Is anti-Semitism common in Croatia? • By EFRAIM ZUROFF Imagine the following scenario: The Israeli national football (soccer) team is invited to Germany for a friendly match. The game is attended by the German prime minister and education and sports minister, as well as the resident Israeli ambassador. Everything starts out as planned, the national anthems are played and more than 11,000 spectators take their seats to cheer on the home team. After about 10 minutes, however, all of a sudden thousands of the fans start loudly chanting “Sieg Heil! Sieg Heil! Wir Deutschen! Nazis! Nazis!” If you are wondering why you haven’t heard about this outrage, which actually transpired two weeks ago, there are two reasons to explain your ostensible ignorance. The first is because it didn’t take place in Germany, where such behavior would never be tolerated, neither by the hosts nor by the Israeli guests. The second is that the site of this terrible spectacle was Osijek, Croatia, a country where manifestations of fascism and anti-Semitism are very common, especially in the local soccer stadiums, but not easily identifiable by those ignorant of the country’s World War II and Holocaust history.
The chants in this case were “Za dom spremni!” (Ready for the Homeland!) and “Mi Hrvati! Ustaše Ustaše!” (We Croats! Ustasha Ustasha!). The former was the Croatian equivalent of the Nazi sieg heil salute and was only used during the existence of the fascist satellite Croatian state established by Nazi Germany and Italy following the dismemberment of Yugoslavia by the Axis, and is currently a symbol of support for fascism and extreme right-wing politics. The Ustasha were the fascist movement which ruled the NDH (Independent State of Croatia) and carried out a program of mass annihilation against the country’s minorities, slaughtering hundreds of thousands of Serbs, 20,000 Jews (an additional 10,000 were deported to be murdered in Auschwitz) and several thousand Roma.
The ignorance of the delegation which accompanied the national team and the players can perhaps be understood, but in theory our ambassador in Zagreb should be well acquainted with the problem of such fascist manifestations, and should have found a way to protest. Even more upsetting is the fact that both Croatian Prime Minister Tihomir Oreskovic and Education and Sports Minister Predrag Sustar chose to remain silent and stayed in their seats. Given the fact that these chants were clearly heard by all those in the stadium, their failure to respond is an indication of tolerance for such outrageous, insulting and clearly anti-Semitic behavior.
If the prime minister and/or at least other ministers would have clearly and unequivocally denounced the disgusting behavior of the Croatian fans after the match, the damage done would have been mitigated somewhat, but the only response from the prime minister’s office was a short press release condemning the use of symbols and slogans of totalitarian regimes, without mentioning the match and the specifics of the event. The only locals to protest were Croatian human rights activists and the local Jewish community. To the best of my knowledge, there were no protests from Israeli officials, neither from the embassy nor from our football federation.

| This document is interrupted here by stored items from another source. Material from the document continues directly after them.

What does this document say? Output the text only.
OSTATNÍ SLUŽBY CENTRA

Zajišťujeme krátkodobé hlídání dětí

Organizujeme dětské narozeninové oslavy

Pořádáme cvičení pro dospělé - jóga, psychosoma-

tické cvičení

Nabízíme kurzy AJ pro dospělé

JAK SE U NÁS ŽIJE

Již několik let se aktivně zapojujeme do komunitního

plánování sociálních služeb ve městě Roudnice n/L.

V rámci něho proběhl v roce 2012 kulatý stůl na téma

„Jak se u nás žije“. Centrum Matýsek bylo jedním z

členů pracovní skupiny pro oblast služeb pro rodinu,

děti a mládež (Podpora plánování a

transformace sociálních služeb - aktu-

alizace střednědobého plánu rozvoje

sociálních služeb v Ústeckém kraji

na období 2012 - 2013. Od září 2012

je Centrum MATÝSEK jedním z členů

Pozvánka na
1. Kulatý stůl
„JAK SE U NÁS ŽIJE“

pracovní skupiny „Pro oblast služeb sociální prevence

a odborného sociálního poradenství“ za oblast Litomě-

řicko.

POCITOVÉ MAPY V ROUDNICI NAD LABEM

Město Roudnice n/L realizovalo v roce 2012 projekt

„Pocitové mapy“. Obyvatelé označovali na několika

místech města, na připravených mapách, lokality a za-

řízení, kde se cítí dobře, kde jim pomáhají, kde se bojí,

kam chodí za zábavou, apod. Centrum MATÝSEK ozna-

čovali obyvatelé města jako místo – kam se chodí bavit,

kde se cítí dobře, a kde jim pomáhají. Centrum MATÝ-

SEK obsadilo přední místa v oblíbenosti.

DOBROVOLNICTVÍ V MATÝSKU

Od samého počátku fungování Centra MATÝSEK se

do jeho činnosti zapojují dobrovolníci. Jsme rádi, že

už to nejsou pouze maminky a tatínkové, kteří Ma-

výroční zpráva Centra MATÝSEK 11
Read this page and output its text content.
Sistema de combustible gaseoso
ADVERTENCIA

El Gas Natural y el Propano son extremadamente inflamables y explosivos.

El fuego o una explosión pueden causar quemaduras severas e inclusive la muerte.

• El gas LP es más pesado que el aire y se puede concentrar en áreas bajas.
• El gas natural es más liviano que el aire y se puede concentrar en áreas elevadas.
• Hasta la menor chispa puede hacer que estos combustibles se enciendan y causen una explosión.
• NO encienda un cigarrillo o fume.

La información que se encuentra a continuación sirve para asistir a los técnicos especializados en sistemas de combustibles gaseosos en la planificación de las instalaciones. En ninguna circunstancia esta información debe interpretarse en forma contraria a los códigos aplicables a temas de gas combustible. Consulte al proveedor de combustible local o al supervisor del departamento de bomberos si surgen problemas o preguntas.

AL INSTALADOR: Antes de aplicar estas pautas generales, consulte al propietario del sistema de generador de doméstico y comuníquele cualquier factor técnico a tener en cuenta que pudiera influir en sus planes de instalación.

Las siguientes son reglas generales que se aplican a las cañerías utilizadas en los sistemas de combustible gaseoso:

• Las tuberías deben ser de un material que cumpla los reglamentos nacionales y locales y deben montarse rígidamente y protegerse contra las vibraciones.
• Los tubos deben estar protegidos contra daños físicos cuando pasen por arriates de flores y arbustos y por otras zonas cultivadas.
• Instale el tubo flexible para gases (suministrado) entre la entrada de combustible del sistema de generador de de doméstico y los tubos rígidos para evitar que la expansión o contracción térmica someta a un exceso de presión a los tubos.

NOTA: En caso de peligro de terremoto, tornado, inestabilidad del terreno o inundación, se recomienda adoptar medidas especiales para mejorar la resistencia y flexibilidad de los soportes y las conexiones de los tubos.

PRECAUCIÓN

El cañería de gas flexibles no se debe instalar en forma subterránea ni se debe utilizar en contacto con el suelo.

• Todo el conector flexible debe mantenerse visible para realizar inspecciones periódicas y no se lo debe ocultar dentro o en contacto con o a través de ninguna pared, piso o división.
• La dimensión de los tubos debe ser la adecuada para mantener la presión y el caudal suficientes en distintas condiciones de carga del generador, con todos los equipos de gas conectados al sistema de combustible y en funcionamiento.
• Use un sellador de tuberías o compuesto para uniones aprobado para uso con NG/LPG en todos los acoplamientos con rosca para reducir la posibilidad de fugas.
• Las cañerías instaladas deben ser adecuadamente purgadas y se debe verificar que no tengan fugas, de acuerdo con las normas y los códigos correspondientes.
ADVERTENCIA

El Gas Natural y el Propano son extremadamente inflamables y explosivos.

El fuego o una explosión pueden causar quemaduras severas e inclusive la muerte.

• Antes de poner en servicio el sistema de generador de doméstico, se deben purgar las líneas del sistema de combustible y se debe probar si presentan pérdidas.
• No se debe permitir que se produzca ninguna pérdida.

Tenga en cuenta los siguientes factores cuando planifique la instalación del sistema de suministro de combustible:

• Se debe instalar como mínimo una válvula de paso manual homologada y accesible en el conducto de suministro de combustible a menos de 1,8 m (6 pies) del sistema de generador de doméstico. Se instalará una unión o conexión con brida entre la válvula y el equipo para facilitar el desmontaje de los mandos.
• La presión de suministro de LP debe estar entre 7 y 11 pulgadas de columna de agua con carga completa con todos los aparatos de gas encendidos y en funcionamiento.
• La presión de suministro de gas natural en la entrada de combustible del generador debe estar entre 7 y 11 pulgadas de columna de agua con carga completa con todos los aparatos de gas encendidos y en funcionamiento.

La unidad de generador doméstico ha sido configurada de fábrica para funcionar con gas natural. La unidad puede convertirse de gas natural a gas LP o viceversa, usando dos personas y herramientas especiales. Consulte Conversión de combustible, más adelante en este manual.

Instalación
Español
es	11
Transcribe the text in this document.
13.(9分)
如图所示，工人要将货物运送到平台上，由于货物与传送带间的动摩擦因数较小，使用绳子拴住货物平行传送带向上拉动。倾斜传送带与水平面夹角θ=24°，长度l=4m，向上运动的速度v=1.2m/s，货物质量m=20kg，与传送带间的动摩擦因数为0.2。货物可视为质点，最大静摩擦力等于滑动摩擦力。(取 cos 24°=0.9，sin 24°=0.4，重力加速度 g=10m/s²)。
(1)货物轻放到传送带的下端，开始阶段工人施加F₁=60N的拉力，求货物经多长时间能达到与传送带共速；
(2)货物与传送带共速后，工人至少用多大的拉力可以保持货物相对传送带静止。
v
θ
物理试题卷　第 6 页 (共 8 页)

It is important to note that the events in Osijek were not the first instance in recent years of fascist manifestations at a Croatian football match. In March 2015, Croatian fans screamed “za dom spremni” at a match against Norway, and FIFA fined the Croatian Football Federation 55,000 euros and ordered one home match to be played without any fans. At that game, which was held in Split in June, a swastika was carved into the playing field, which prompted the deduction of a point, a fine of 100,000 euros and two more matches with no fans in attendance.
These incidents, however, are only the tip of the iceberg of a much wider and dangerous phenomenon, whereby fascist slogans have become acceptable parlance in Croatia, and are considered to be expressions of patriotism, or what researcher Dario Brentin of Graz University in Austria, who has examined sports, nationalism and memory politics in Croatia has dubbed “the banalization of totalitarian symbols.”